Величайшая корректность мужского контингента участников проявляется еще более поразительно в случаях, когда какая-нибудь парочка забредет в глубь территории, за гряду дюн. По существу, эта зона обычно находится в распоряжении шумных сборищ, участники каковых в большинстве своем мужчины. Первоначальный толчок и здесь исходит от пары, которая начинает предаваться интимным ласкам – чаще всего оральному сексу. Тотчас оба партнера оказываются окружены десятком, а то и двумя десятками мужчин. Сидя, стоя или присев на корточки, последние мастурбируют, не спуская глаз с происходящей перед ними сцены. Иногда дело на том и кончается, а толпа зрителей мало-помалу расходится. Бывает и так, что женщина делает рукой знак, говорящий, что она желает помастурбировать, пососать какого-нибудь другого мужчину либо совокупиться с ним. Тогда они без особой торопливости сменяют друг друга. Если она пожелает прекратить, ей и для этого бывает довольно одного жеста. Никто не обменивается ни единым словом; явственно слышно, как ветер посвистывает в дюнах, ворошит заросли трав.

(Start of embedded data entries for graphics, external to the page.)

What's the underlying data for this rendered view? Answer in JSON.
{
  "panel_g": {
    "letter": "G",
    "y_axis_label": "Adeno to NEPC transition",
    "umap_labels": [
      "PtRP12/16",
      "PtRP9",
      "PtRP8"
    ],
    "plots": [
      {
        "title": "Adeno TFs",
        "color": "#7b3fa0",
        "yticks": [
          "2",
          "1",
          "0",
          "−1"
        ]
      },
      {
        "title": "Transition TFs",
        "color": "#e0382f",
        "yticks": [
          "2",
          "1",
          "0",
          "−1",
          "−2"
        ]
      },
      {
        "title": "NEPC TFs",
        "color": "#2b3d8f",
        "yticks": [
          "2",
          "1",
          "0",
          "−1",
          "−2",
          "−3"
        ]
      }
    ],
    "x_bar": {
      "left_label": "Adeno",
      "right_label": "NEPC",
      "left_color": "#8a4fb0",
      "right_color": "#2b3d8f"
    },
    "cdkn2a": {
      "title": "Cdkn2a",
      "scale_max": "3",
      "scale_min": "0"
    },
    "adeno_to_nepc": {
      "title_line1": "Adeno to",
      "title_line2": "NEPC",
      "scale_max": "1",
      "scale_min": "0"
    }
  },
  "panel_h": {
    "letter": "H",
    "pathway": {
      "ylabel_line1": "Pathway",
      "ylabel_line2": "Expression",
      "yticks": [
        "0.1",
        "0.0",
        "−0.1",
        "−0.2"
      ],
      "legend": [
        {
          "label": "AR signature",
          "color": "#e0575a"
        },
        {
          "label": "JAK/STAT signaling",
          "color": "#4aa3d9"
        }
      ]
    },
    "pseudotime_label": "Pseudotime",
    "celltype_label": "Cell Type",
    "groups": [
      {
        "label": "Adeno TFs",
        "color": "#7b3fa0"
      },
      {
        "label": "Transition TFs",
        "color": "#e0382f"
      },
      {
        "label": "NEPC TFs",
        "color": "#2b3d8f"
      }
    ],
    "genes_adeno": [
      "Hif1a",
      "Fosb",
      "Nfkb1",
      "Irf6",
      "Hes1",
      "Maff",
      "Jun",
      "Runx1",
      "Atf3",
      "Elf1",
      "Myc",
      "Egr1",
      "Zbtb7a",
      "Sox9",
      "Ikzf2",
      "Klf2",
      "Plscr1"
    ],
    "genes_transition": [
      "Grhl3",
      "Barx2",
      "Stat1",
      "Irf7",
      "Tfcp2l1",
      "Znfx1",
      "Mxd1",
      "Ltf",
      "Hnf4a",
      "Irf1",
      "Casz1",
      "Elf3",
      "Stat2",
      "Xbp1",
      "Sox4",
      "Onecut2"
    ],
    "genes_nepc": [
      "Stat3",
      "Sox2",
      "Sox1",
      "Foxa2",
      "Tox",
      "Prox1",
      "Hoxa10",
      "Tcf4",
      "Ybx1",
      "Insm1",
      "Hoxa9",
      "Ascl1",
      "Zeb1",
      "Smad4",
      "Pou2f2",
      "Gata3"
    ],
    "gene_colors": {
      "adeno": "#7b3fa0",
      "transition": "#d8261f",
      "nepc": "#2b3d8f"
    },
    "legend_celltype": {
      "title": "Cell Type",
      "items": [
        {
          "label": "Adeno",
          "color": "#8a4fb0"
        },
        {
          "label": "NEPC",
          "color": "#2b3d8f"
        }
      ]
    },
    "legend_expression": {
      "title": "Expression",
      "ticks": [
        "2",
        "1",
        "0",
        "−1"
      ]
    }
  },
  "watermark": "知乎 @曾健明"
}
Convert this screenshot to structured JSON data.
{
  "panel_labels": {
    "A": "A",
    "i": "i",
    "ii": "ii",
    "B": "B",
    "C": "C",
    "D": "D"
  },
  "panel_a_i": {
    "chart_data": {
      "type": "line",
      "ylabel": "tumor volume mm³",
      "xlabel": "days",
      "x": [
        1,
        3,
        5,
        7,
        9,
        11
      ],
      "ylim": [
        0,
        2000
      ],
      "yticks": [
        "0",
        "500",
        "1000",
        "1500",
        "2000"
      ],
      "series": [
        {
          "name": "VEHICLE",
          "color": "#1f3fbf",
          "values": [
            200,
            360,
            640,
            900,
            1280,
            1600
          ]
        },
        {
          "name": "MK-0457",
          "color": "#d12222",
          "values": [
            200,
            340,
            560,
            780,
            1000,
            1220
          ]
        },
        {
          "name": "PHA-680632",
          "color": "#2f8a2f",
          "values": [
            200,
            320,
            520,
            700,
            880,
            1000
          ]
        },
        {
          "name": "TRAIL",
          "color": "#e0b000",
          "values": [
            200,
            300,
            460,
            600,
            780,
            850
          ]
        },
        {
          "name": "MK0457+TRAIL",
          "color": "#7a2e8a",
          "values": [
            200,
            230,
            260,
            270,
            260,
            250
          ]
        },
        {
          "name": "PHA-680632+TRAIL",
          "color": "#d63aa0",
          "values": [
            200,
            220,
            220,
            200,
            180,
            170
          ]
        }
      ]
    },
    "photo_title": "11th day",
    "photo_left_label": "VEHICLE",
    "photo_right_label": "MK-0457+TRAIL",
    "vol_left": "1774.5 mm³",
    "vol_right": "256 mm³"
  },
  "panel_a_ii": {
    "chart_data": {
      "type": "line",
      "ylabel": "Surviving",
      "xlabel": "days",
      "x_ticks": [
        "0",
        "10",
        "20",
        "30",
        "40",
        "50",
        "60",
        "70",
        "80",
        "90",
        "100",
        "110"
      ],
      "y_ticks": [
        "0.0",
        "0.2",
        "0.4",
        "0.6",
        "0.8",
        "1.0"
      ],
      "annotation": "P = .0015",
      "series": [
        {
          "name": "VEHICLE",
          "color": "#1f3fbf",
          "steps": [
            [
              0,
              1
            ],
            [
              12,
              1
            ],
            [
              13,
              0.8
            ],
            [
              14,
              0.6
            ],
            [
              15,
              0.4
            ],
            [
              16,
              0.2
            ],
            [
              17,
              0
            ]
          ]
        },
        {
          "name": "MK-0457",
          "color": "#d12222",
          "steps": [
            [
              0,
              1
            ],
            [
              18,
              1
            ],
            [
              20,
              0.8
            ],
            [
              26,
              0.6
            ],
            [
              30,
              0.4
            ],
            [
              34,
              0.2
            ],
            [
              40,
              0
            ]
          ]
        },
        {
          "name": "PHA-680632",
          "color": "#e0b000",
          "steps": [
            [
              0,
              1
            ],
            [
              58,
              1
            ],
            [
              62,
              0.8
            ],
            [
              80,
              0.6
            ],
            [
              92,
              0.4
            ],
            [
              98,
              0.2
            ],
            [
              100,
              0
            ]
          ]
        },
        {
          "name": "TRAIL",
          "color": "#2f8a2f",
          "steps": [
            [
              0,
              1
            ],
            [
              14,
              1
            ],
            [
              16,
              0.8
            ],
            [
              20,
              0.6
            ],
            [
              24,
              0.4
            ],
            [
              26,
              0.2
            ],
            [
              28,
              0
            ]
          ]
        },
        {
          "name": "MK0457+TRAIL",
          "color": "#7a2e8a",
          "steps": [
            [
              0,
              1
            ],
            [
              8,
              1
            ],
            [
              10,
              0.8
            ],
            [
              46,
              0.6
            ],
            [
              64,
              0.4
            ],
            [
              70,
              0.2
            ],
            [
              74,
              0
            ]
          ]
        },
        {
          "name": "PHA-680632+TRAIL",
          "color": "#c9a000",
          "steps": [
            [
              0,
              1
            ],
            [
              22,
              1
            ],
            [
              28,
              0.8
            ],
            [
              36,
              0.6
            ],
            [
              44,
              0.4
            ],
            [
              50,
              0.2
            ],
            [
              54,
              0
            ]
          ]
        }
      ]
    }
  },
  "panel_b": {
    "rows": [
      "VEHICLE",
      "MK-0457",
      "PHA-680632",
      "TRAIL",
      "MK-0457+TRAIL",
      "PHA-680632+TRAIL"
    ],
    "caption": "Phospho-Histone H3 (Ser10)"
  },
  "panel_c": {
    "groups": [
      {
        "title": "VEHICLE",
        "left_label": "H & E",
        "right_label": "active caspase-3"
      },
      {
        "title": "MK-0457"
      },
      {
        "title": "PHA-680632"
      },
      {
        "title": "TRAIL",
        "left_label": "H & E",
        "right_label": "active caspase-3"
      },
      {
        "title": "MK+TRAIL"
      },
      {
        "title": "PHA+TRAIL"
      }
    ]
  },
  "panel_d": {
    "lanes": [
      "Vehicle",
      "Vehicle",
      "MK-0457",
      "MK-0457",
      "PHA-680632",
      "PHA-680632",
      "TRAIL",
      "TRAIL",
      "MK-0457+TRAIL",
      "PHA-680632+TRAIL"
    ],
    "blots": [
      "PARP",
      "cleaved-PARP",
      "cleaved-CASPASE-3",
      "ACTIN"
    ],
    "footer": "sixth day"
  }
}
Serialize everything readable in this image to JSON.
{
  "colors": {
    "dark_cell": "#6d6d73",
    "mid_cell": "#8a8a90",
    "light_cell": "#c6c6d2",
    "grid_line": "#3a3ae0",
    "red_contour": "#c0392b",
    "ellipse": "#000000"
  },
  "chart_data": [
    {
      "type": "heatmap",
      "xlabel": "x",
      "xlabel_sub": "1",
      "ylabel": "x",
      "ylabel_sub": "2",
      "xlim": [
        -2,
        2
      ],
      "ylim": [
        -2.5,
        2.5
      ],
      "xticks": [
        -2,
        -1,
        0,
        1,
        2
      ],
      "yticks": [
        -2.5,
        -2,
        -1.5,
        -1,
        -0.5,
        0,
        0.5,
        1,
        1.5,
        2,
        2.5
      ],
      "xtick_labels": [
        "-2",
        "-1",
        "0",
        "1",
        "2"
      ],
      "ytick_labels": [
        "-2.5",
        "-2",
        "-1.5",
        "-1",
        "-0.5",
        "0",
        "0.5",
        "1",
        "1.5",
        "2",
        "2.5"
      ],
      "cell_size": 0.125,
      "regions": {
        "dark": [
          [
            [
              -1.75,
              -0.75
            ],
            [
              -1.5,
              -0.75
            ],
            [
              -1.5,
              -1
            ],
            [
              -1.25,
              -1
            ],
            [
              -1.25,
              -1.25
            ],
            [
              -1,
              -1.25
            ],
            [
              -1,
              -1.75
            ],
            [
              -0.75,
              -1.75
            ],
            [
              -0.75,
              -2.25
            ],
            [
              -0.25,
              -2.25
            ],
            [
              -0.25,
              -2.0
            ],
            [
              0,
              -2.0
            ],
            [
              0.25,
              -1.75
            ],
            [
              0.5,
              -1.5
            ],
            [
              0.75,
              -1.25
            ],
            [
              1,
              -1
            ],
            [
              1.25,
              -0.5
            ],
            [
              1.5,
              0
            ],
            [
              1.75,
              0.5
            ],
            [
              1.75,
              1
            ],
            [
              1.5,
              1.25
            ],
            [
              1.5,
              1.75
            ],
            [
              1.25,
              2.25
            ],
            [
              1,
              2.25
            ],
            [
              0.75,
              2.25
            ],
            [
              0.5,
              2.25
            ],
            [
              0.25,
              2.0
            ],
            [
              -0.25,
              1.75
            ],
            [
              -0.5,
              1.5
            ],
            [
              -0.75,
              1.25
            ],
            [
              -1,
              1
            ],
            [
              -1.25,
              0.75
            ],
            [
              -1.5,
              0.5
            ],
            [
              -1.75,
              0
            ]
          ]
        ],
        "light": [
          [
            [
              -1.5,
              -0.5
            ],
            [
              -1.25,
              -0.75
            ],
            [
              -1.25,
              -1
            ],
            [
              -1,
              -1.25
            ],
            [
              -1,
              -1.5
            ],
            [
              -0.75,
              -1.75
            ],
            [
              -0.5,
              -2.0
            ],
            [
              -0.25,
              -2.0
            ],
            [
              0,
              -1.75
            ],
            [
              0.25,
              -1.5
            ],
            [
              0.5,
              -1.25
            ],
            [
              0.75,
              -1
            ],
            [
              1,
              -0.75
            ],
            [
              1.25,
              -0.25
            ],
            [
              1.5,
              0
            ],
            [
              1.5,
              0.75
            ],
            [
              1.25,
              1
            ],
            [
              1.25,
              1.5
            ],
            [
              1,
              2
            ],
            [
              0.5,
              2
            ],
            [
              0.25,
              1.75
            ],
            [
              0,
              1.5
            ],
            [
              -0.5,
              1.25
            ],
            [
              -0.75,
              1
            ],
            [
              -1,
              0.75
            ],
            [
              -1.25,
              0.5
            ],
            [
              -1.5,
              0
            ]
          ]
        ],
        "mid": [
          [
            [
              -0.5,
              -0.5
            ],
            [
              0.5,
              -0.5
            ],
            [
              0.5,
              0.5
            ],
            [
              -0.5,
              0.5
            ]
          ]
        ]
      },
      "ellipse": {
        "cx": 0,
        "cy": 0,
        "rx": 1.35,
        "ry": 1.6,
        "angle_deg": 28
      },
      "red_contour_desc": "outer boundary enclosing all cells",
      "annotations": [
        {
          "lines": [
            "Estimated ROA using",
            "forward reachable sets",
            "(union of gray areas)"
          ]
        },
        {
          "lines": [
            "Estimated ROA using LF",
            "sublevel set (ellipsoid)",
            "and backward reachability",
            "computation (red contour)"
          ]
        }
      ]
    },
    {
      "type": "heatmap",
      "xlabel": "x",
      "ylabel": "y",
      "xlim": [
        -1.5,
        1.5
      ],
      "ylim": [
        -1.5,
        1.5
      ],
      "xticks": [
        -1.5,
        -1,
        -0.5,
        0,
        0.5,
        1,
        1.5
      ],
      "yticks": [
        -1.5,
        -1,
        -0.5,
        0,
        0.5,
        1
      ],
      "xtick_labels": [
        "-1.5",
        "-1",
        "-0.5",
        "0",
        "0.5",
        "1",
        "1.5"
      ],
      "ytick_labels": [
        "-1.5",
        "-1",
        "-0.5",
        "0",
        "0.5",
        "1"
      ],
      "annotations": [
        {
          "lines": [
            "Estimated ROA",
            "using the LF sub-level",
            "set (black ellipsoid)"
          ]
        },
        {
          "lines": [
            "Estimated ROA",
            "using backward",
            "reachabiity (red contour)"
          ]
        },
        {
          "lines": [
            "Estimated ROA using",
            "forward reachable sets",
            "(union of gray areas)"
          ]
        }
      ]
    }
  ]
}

Порой ветер стихает; тогда тишина становится абсолютной, и ни один звук, кроме шороха семяизвержений, не нарушает ее.

Речь здесь идет отнюдь не о том, чтобы изображать нудистский пансионат на мысе Агд в идиллических тонах, словно какой-нибудь фурьеристский фаланстер. Нет, здесь, как и в любом другом месте, женщину с юным, стройным телом, мужчину, особенно привлекательного и мужественного, осаждают самыми лестными авансами. А ожиревший, стареющий, неуклюжий индивид, как везде, осужден на мастурбацию, с той разницей, что к этому занятию, в других общественных местах всеми осуждаемому, здесь относятся с любезной благожелательностью. Помимо всего прочего, поразительно, что достаточно разнообразные сексуальные проявления, куда более возбуждающие, нежели все, что способен продемонстрировать какой бы то ни было порнофильм, здесь обходятся без малейшего насилия, не омрачаясь даже легкой тенью грубости. Обращаясь к введенному мною понятию «социал-демократической сексуальности», я со своей стороны склонен усматривать во всем необычный способ применения той дисциплины и уважения к условиям любого договора, которые позволили немцам, с интервалом в одно поколение пройдя через две чудовищно смертоносные мировые войны, восстановить лежащую в руинах страну, создав мощную, способную к широкому экспорту экономику. В этом плане было бы любопытно узнать, что сказали бы выходцы из таких стран, как Япония и Корея, где в особой чести культурные ценности такого рода, доведись им столкнуться с социологической практикой мыса Агд. Подобная манера поведения, уважительная и лояльная, обеспечивая каждому, кто выполняет условия контракта, многочисленные моменты мирного достижения оргазма, в любом случае оказывается неотразимо убедительной, ибо ее преимущества без затруднений – а также и без каких-либо специальных разъяснений – усваиваются представителями всякого рода меньшинств, проживающих в пансионате (дуболомами из «лангедокского фронта», арабскими правонарушителями, итальяшками из Римини)».

 

Брюно на исходе первой недели пребывания в пансионате на этом прервал свою статью. То, что ему еще оставалось высказать, было куда более нежно, тонко и неопределенно. Проводя послеполуденные часы на пляже, они взяли обыкновение часов в семь пить аперитив. Он любил кампари, Кристиана чаще отдавала предпочтение белому мартини. Он смотрел, как лучи солнца скользят по слою свежей штукатурки – розоватому снаружи и белому изнутри. Ему доставляло удовольствие следить, как Кристиана нагишом бродит по комнате, то оливки принесет, то кубики льда. Чувство, что он испытывал, было странным, очень странным: легче дышалось, можно было несколько минут подряд ни о чем не думать, и ему уже не было так страшно. Однажды под вечер, на восьмые сутки, он сказал Кристиане: «Мне кажется, я счастлив». Она резко остановилась, сжимая пальцами формочку для льда, и глубоко, прерывисто вздохнула. Он продолжал: «Я хочу жить с тобой. Думаю, с меня довольно, я слишком долго был несчастен, сыт по горло. Еще немного, и начнутся хвори, инвалидность, а там и смерть. Но, я думаю, вместе мы сможем быть счастливыми, до самого конца. Во всяком случае, хочется попробовать. Мне кажется, я тебя люблю».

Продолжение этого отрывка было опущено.